ECan welcomes Energy Strategy
Environment Canterbury has welcomed the Government’s draft Energy Strategy, saying it takes a long-term view (to 2050)
at the main areas New Zealand will have to look at to meet our energy challenges.
ECan chairman, Sir Kerry Burke says as a regional council, Environment Canterbury can strongly contribute to the
national objectives set out in the strategy. “We are looking forward to submitting on the discussion document and we
will certainly focus on regional deliveries in implementing many aspects of the strategy. Regional councils are already
busying themselves with issues like energy efficiency, low emissions power and heat initiatives and low carbon transport
options (all listed as strategy action areas) - so I’ll expect that regional councils in general and Environment
Canterbury in particular will be in a strong position to deliver on national expectations.”

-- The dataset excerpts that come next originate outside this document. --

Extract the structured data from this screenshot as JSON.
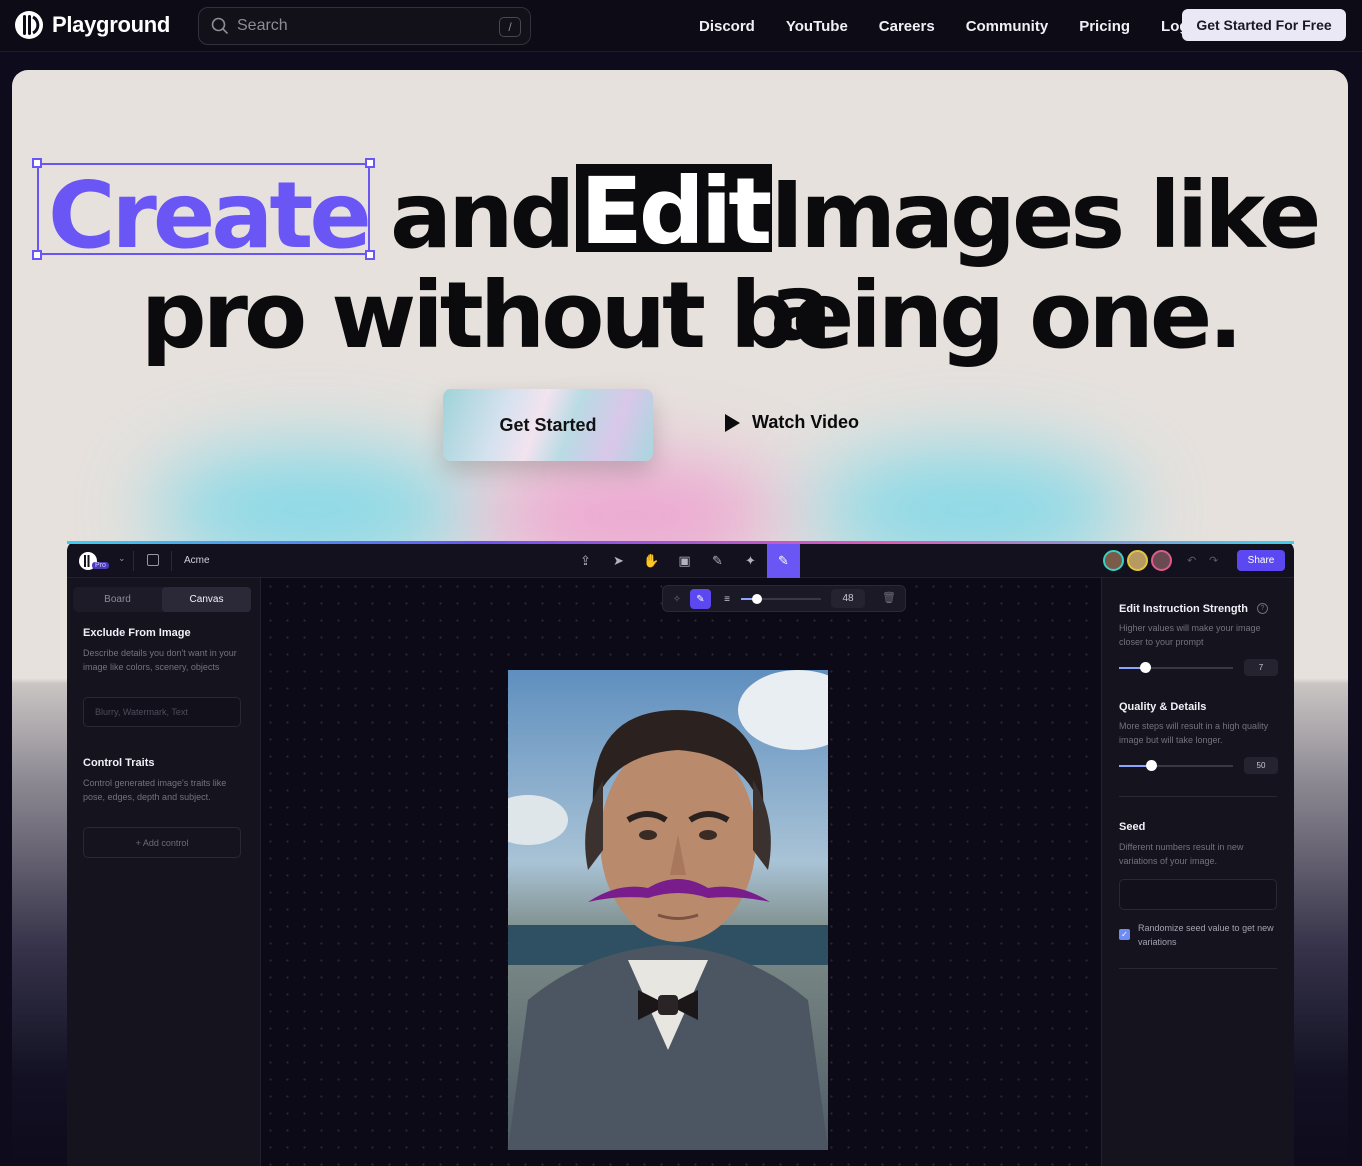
{
  "nav": {
    "brand": "Playground",
    "search_placeholder": "Search",
    "search_shortcut": "/",
    "links": [
      "Discord",
      "YouTube",
      "Careers",
      "Community",
      "Pricing",
      "Log in"
    ],
    "cta": "Get Started For Free"
  },
  "hero": {
    "word_create": "Create",
    "word_and": "and",
    "word_edit": "Edit",
    "words_rest_line1": "Images like a",
    "line2": "pro without being one.",
    "cta": "Get Started",
    "watch": "Watch Video"
  },
  "app": {
    "badge": "Pro",
    "project": "Acme",
    "share": "Share",
    "tabs": [
      "Board",
      "Canvas"
    ],
    "active_tab": "Canvas",
    "exclude": {
      "title": "Exclude From Image",
      "desc": "Describe details you don't want in your image like colors, scenery, objects",
      "placeholder": "Blurry, Watermark, Text"
    },
    "control": {
      "title": "Control Traits",
      "desc": "Control generated image's traits like pose, edges, depth and subject.",
      "add": "+ Add control"
    },
    "brush": {
      "size": "48",
      "level": 0.2
    },
    "right": {
      "strength": {
        "title": "Edit Instruction Strength",
        "desc": "Higher values will make your image closer to your prompt",
        "value": "7",
        "level": 0.23
      },
      "quality": {
        "title": "Quality & Details",
        "desc": "More steps will result in a high quality image but will take longer.",
        "value": "50",
        "level": 0.28
      },
      "seed": {
        "title": "Seed",
        "desc": "Different numbers result in new variations of your image.",
        "value": ""
      },
      "randomize": {
        "label": "Randomize seed value to get new variations",
        "checked": true
      }
    },
    "accent": "#6a55f5"
  }
}
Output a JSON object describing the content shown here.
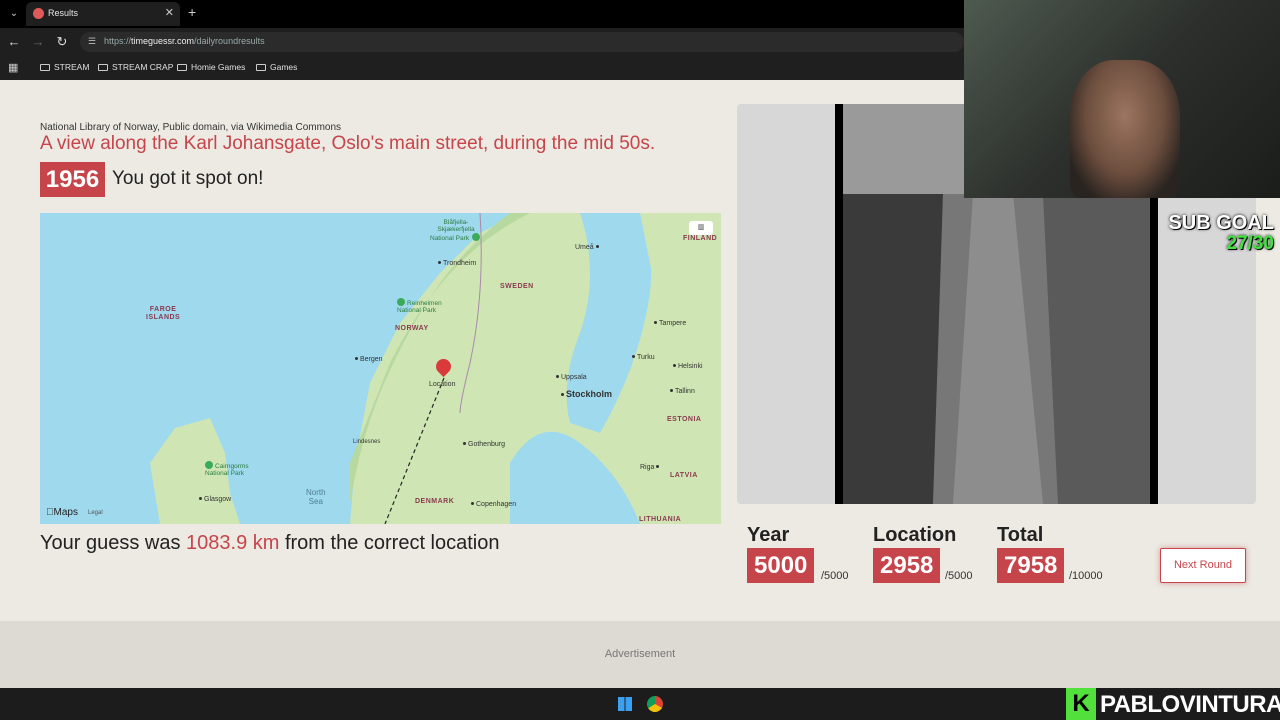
{
  "browser": {
    "tab_title": "Results",
    "url_prefix": "https://",
    "url_domain": "timeguessr.com",
    "url_path": "/dailyroundresults",
    "bookmarks": [
      "STREAM",
      "STREAM CRAP",
      "Homie Games",
      "Games"
    ]
  },
  "result": {
    "credit": "National Library of Norway, Public domain, via Wikimedia Commons",
    "headline": "A view along the Karl Johansgate, Oslo's main street, during the mid 50s.",
    "year": "1956",
    "year_feedback": "You got it spot on!",
    "guess_prefix": "Your guess was ",
    "guess_distance": "1083.9 km",
    "guess_suffix": " from the correct location"
  },
  "map": {
    "pin_label": "Location",
    "labels": {
      "faroe": "FAROE\nISLANDS",
      "norway": "NORWAY",
      "sweden": "SWEDEN",
      "finland": "FINLAND",
      "estonia": "ESTONIA",
      "latvia": "LATVIA",
      "lithuania": "LITHUANIA",
      "denmark": "DENMARK",
      "trondheim": "Trondheim",
      "bergen": "Bergen",
      "stockholm": "Stockholm",
      "uppsala": "Uppsala",
      "umea": "Umeå",
      "tampere": "Tampere",
      "turku": "Turku",
      "helsinki": "Helsinki",
      "tallinn": "Tallinn",
      "riga": "Riga",
      "gothenburg": "Gothenburg",
      "copenhagen": "Copenhagen",
      "glasgow": "Glasgow",
      "lindesnes": "Lindesnes",
      "north_sea": "North\nSea",
      "cairngorms": "Cairngorms\nNational Park",
      "reinheimen": "Reinheimen\nNational Park",
      "blafjella": "Blåfjella-\nSkjækerfjella\nNational Park"
    },
    "attribution": "Maps",
    "legal": "Legal",
    "toggle": "▥"
  },
  "scores": {
    "year_label": "Year",
    "year_value": "5000",
    "year_max": "/5000",
    "location_label": "Location",
    "location_value": "2958",
    "location_max": "/5000",
    "total_label": "Total",
    "total_value": "7958",
    "total_max": "/10000",
    "next_button": "Next Round"
  },
  "ad_label": "Advertisement",
  "overlay": {
    "sub_goal_label": "SUB GOAL",
    "sub_goal_count": "27/30",
    "brand_letter": "K",
    "brand_name": "PABLOVINTURA"
  },
  "colors": {
    "accent": "#c6454b",
    "page_bg": "#eceae3",
    "sub_goal_green": "#3fe23f",
    "brand_green": "#52e03c"
  }
}
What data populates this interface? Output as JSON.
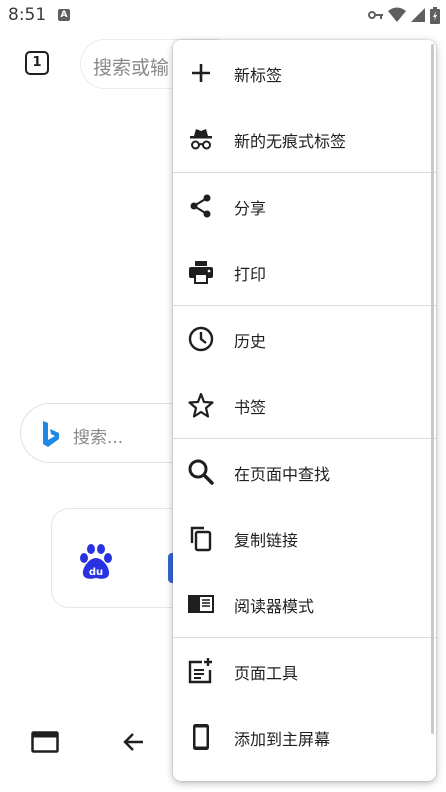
{
  "status_bar": {
    "time": "8:51",
    "notification_letter": "A"
  },
  "toolbar": {
    "tab_count": "1",
    "url_placeholder": "搜索或输"
  },
  "page": {
    "search_placeholder": "搜索...",
    "shortcuts": [
      {
        "name": "baidu-logo",
        "logo_text": "du"
      }
    ]
  },
  "menu": {
    "items": [
      {
        "label": "新标签",
        "icon": "plus-icon"
      },
      {
        "label": "新的无痕式标签",
        "icon": "incognito-icon"
      },
      {
        "label": "分享",
        "icon": "share-icon"
      },
      {
        "label": "打印",
        "icon": "print-icon"
      },
      {
        "label": "历史",
        "icon": "history-icon"
      },
      {
        "label": "书签",
        "icon": "star-icon"
      },
      {
        "label": "在页面中查找",
        "icon": "search-icon"
      },
      {
        "label": "复制链接",
        "icon": "copy-icon"
      },
      {
        "label": "阅读器模式",
        "icon": "reader-mode-icon"
      },
      {
        "label": "页面工具",
        "icon": "page-tools-icon"
      },
      {
        "label": "添加到主屏幕",
        "icon": "phone-icon"
      }
    ]
  },
  "colors": {
    "accent_blue": "#3367d6",
    "baidu_blue": "#2932e1",
    "bing_blue": "#1e88e5"
  }
}
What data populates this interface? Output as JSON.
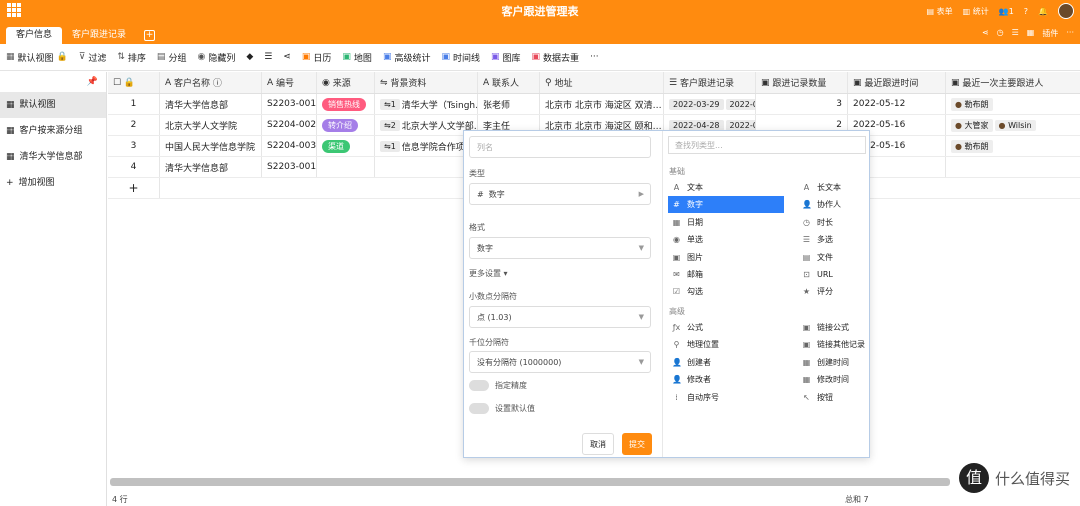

He says the strategy addresses resilient low carbon transport in depth and proposes that over the next 15 years,
transport policies should allow for an increasing proportion of bio-fuels in the country’s fuel mix. “It seems that we
can expect decisions on a minimum bio-fuels sales obligation and the development of necessary legislation to provide
implementation, very soon,” he says.
The strategy also states that there’s a growing sense of urgency that action must be taken to address the global
challenge of climate change. The chairman of Environment Canterbury’s Energy portfolio, Cr Richard Budd says the country
will seriously have to start thinking about actions to reduce greenhouse gas emissions if we are to meet our obligations
under the Kyoto Protocol. “As the strategy points out transport is the real challenge and it’s a sobering thought that
the transport section is set to grow by 35 percent in the next two decades,” he says.
Electricity supply security also features very strongly in the draft strategy. Cr Budd says he’s looking forward to
seeing what the government has in mind when it considers further options to improve the security of supply and
electricity generation capacity. “We will also be interested to see how the Energy Efficiency Strategy, expected to be
released tomorrow, ties into this,” says Cr Budd.